Open lxbarth opened 13 years ago

lxbarth commented 13 years ago

Right now we hang client-space singletons like admin or user off of the Bones object - only client-side. Typically, a code like the snippet below is executed client-side to set up a global object, modules like bones-document would then rely on it.

$(function() {
    Bones.start();
    Bones.initialize(function(models, views, controllers, templates) {
        Bones.user = new models['User']();
        Bones.user.status(); 
        // ...

Two problems:

1) This pattern cannot be replicated on the server as such global objects would be in the global application scope, not in the client (= window) scope. 2) Having a global object X set up to make a module work as expected is not ideal, we should review better patterns (passing a user/admin/whatever object into constructors?)

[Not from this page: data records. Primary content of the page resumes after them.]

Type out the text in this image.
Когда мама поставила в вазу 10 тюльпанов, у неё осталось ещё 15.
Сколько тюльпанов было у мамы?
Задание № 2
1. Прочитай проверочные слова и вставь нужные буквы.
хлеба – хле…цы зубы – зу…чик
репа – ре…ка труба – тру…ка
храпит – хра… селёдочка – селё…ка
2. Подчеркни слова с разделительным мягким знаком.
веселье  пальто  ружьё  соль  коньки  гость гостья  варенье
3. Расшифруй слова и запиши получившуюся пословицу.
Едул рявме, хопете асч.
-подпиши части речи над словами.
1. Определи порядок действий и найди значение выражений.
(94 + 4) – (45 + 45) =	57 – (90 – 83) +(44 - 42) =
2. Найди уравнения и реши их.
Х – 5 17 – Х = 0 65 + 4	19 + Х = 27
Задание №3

Right now we're making hesitant use of the existing pattern described initially. If we solve this issue, we could make much safer assumptions around client space singletons and push more code into modules like bones-auth and bones-document = reuse more code.

Potential solutions

Bones could provide a 'request' object that would hang off an Express request server side and the window object client side. This 'request' object (better name?) would provide a safe space for client space objects.

More thoughts needed.

AdrianRossouw commented 12 years ago

I've run into this head first today.

I'm trying to build an application where the router instantiates a 'State' model, which represents which page is active and so forth. There is a central interface view, which listens to events on the state model, and handles re-rendering component views. The router would only be responsible for changing the context object. (ie: set the current page).

There's a leak in the abstraction due to this. The environment that renders the initial page, versus renders subsequent page loads, is different. This means that on the server side, there is no way to set up a state/context object for the request.

I actually think the correct solution for this is to standardize on TJ's new pages.js client side router (heavily inspired) by express, that solves this kind of thing already. http://visionmedia.github.com/page.js/

will keep you updated if i figure something out.